It’s hard not to think that every conflict the United States enters has as much to do with trying out all the toys as it does about furthering American harmonization around the world. The Army has miles of motor pools full of tanks, self-propelled artillery pieces and whatever other vehicles the Army has managed to stick a gun to. The Air Force has hangars full of rippin’-cool jet fighters and bomb droppers. The Navy has missile launchers and torpedo shooters docked in harbors. Assuming the other services are like the Army, all of that equipment sits, doing nothing except being maintained, and few things bore a military mind like maintenance.
Back in garrison, Monday is maintenance day. We all report to the motor pool, get our Forms 5988 and perform Preventative Maintenance Checks and Services on everything with an engine. Of course, none of the gear has started, stopped or been used at all since the previous Monday, but we are supposed do the checks as if it had just returned from a trip to combat and back. For the most part, though, everyone’s bored out of their minds and so long as nothing’s terribly amiss, the Preventative Maintenance Checks and Services is nothing more than a walk-around and a peek under the hood.
The weekly ritual does serve a real purpose. When you really need your military vehicle to start, you need it to start on the first try, but when all the soldiers do to their equipment is make sure there’s no leaking fluids and the lights work, they get disinterested, and the boredom of continual, pointless maintenance works its way up the chain of command until everyone wants to gas up, load the magazines and see what all the machinery will do. And that’s where a place like Afghanistan comes in.
Our Army is set up for fighting formidable opponents, or at least ones who will build up defensive fortifications, deploy infantry and tanks and then stand and fight. That’s what was so great about Desert Storm. The Iraqi military set itself up and then waited for the U.S. military to come and destroy it. We got to see all of our cool weapons in action, and one must admit they did seem to work just as the Grumman, Boeing and Lockheed salesmen said they would. Ever since, though, there’s not too many armies lining up to be destroyed, and so we must make the best of the opportunities that present themselves.
It’s got to be frustrating for a lot of military men to be stuck in Afghanistan where the enemy is so small and disorganized that the United States military finds itself hilariously undermatched. Generals have budget requests to defend. They want the newest cool weapons American salesmen are having the engineers cook up, and so the Army’s men — from general to private — have a knack for taking relatively trivial dangers and massaging them into existential threats.

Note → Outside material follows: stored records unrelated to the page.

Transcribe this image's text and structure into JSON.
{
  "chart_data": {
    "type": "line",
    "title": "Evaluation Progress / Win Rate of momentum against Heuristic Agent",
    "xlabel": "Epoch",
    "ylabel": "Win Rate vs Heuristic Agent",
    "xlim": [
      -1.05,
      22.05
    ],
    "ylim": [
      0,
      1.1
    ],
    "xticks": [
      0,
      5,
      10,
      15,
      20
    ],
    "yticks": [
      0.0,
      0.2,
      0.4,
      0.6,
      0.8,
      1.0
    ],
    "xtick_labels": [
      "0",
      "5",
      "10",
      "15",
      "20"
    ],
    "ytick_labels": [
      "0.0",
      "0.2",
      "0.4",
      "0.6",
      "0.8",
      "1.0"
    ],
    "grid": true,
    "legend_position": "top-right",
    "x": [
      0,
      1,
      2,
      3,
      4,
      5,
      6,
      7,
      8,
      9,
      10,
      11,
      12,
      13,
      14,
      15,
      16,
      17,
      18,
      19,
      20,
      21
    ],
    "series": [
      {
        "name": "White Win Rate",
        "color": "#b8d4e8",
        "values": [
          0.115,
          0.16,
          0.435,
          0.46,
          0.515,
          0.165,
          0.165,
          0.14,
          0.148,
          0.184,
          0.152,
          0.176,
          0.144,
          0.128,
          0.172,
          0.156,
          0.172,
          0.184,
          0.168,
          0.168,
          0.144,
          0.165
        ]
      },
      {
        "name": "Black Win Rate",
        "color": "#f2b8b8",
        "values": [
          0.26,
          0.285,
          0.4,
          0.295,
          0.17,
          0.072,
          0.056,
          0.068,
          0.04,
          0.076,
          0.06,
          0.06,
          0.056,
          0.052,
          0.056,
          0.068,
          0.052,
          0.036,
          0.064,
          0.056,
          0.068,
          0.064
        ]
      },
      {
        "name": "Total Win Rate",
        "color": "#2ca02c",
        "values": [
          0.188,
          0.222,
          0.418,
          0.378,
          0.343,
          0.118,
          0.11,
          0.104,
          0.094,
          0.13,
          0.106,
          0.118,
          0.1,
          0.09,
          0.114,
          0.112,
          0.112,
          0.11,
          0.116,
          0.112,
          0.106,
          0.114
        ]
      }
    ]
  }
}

My team has been sent to a Forward Operating Base, or FOB, in eastern Afghanistan. One night, there’s a threat of enemy action. My soldiers each get a part of the building to guard. They borrow some night-vision gear from one of the other units and get outside to take up their positions. Things are tense on the FOB, but nothing really happens. No soldier on the FOB fires a single shot, nor are any of them fired upon. After an hour or so, the threat is judged to have passed, and we gather for an after-action review.
“We really need our own night-vision goggles,” one of them tells me. Those things are mission-essential equipment, he insists.
“Yeah,” another chimes in. “I don’t want to get shot by some guy I can’t even see. You need to tell the company that they need to send us night-vision gear.”
They were playing up the “danger” in hopes of getting more toys. The automatic rifle with 800 rounds of ammo wasn’t enough. I was disappointed in them; junior enlisted men acting as if they were a crew of three-star generals testifying before a congressional committee.
“Here, ser’nt. Check out the stars,” one told me as he handed over the scope so I could judge for myself the vital role it would play in defending freedom. I put it to my eye and looked up.
“Wow,” I thought, “that is pretty cool.” The sky lit up with stars the way it does high in the mountains on a moonless night. I considered the argument I’d have to make for the commander.
“Sir,” I’d begin, “apart from the astounding, mind-expanding astronomical observations we’d be making with the night-vision gear, don’t forget that we are at war out here against a sneaky and deadly enemy who will stop at nothing to kill American soldiers. Our ability to see in the dark could make the difference between victory and defeat.”
He was unconvinced. May he be promoted many, many times.
Ex-Colorado High Country resident Sgt. Mike wishes the Army could settle on a less-hostile playground. Meanwhile, he’s eating lots of carrots.